Online Bank Makes Inner-City Connection
Tuesday, May 10, 2005
WASHINGTON -- On Good Hope Road in southeast Washington, a financial services education center run by the nonprofit Operation Hope Inc. opened just down the street from the Good Hope Marketplace.
The Hope Center, as it is called, is Operation Hope's first on the East Coast and is largely backed by more than $5 million in grants from the $26 billion-asset E-Trade Financial Corp.
Community leaders hope the Hope Center can give an economic boost to the Anacostia neighborhood, long known for its poverty, low homeownership rates, and a dearth of businesses
Arlen Gelbard, the president of the online E-Trade Bank, says the investment is also good business. He says it will help fulfill Community Reinvestment Act obligations and bring in customers in neighborhoods where few have bank accounts.
Operation Hope, based in Los Angeles, bills itself as a "social investment bank" that provides financial literacy counseling in inner cities. It says that through its Hope Centers and in partnership with banks and other lenders it has helped hundreds of low-income men and women buy homes or start businesses.
At the Washington center's opening last week, John Bryant, Operation Hope's founder, focused on how residents could capitalize on their location. Anacostia is 15 minutes from downtown Washington and offers prime real estate in a market where home values have skyrocketed in the past five years.

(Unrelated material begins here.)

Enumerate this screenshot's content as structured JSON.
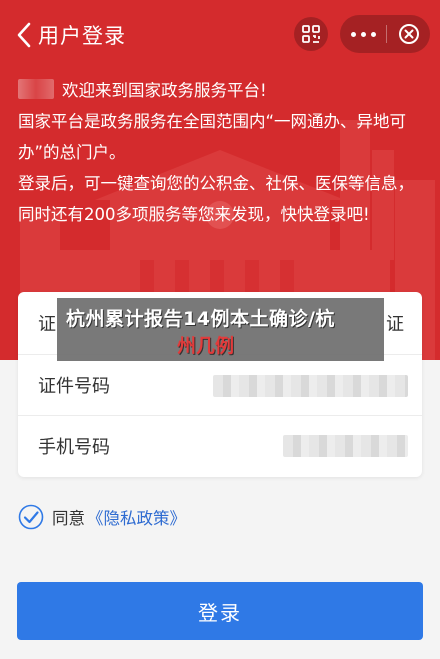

Renters, who occupy more than 60% of the housing units in the mile surrounding the Hope Center, can build wealth if they buy homes rather than letting outside developers get all the property, Mr. Bryant said.
Local dignitaries including former Mayor Marion Barry and Eleanor Holmes Norton, Washington's lone representative in Congress, agreed that financial education is key to building wealth. With counseling, they said, most residents of the area, who still use check-cashing stores as de facto banks, will consider opening bank accounts and begin to build credit histories.

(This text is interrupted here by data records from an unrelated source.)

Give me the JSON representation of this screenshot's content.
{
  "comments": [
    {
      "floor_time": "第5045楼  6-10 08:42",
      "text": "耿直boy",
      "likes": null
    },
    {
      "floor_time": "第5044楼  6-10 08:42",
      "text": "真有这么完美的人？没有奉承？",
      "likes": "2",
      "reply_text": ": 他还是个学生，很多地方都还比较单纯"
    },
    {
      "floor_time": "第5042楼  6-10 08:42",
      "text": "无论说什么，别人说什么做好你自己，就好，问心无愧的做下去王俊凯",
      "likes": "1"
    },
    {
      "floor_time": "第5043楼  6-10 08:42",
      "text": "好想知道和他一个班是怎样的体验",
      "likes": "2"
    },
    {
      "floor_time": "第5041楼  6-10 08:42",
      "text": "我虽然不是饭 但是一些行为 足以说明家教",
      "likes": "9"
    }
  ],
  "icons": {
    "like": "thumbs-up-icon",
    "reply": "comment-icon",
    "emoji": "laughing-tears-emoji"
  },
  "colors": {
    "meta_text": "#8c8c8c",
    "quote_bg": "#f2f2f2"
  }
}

"E-Trade and Operation Hope are going to help us avoid the exploitation of our community," Ms. Norton said.
M&T Bank Corp. of Buffalo and Countrywide Financial Corp. of Calabasas, Calif., are also partners in the center, but E-Trade is the most visible. Its signs are posted throughout the center, where it has an automated teller machine. Also, residents can use the center's computers to apply for a loan with E-Trade or open an E-Trade account.
The partnership between E-trade and Operation Hope began in 2001, when the Office of Thrift Supervision hosted a conference in Atlanta at which Mr. Bryant was a luncheon speaker.

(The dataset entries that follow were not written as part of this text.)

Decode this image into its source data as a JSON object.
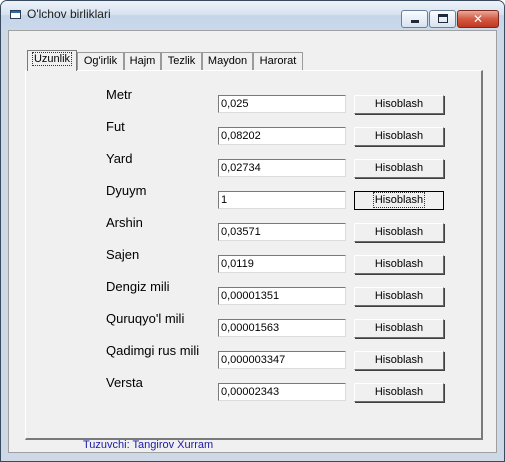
{
  "window": {
    "title": "O'lchov birliklari"
  },
  "tabs": [
    "Uzunlik",
    "Og'irlik",
    "Hajm",
    "Tezlik",
    "Maydon",
    "Harorat"
  ],
  "rows": [
    {
      "label": "Metr",
      "value": "0,025",
      "button": "Hisoblash"
    },
    {
      "label": "Fut",
      "value": "0,08202",
      "button": "Hisoblash"
    },
    {
      "label": "Yard",
      "value": "0,02734",
      "button": "Hisoblash"
    },
    {
      "label": "Dyuym",
      "value": "1",
      "button": "Hisoblash"
    },
    {
      "label": "Arshin",
      "value": "0,03571",
      "button": "Hisoblash"
    },
    {
      "label": "Sajen",
      "value": "0,0119",
      "button": "Hisoblash"
    },
    {
      "label": "Dengiz mili",
      "value": "0,00001351",
      "button": "Hisoblash"
    },
    {
      "label": "Quruqyo'l mili",
      "value": "0,00001563",
      "button": "Hisoblash"
    },
    {
      "label": "Qadimgi rus mili",
      "value": "0,000003347",
      "button": "Hisoblash"
    },
    {
      "label": "Versta",
      "value": "0,00002343",
      "button": "Hisoblash"
    }
  ],
  "footer": {
    "author": "Tuzuvchi: Tangirov Xurram"
  },
  "colors": {
    "author_text": "#1a1aa6",
    "close_button": "#c1381f"
  }
}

Mr. Gelbard attended. He said he was impressed with what Mr. Bryant said about bridging the "digital divide" -- the difference in Internet access between the rich and the poor.
The banker said that he checked Operation Hope out, calling around to those who had partnered with it, and that everyone had good things to say about its work. Eventually, E-Trade gave Operation Hope a $2.5 million grant to support Banking on Our Future, the group's financial literacy program, and another $2.5 million toward the Anacostia Hope Center.
Because E-Trade, as an online bank, does not have branches, meeting CRA requirements can be a challenge. Partnering with nonprofits groups like Operation Hope is the most logical and effective way to invest in communities, Mr. Gelbard said.
"This is one thing that allows us to cover many of the different aspects of CRA," he said.
E-Trade also hopes the partnership will turn some unbanked residents into customers. Through the Hope Center it is offering a range of products aimed at low-income people, including no-minimum checking accounts with no monthly fee and $500-minimum certificates of deposit and money-market accounts with free checks.
Mr. Gelbard said E-trade also offers flexible mortgage products.
"We end up developing, through these types of programs, customers that would not typically become our customers," he said.
He acknowledged that those who would rather deal with a teller than bank by phone or online may to go down the street to the M&T branch -- but that is fine with him.
"This is about Operation Hope and our going here to help raise the level of financial literacy in this community," Mr. Gelbard said.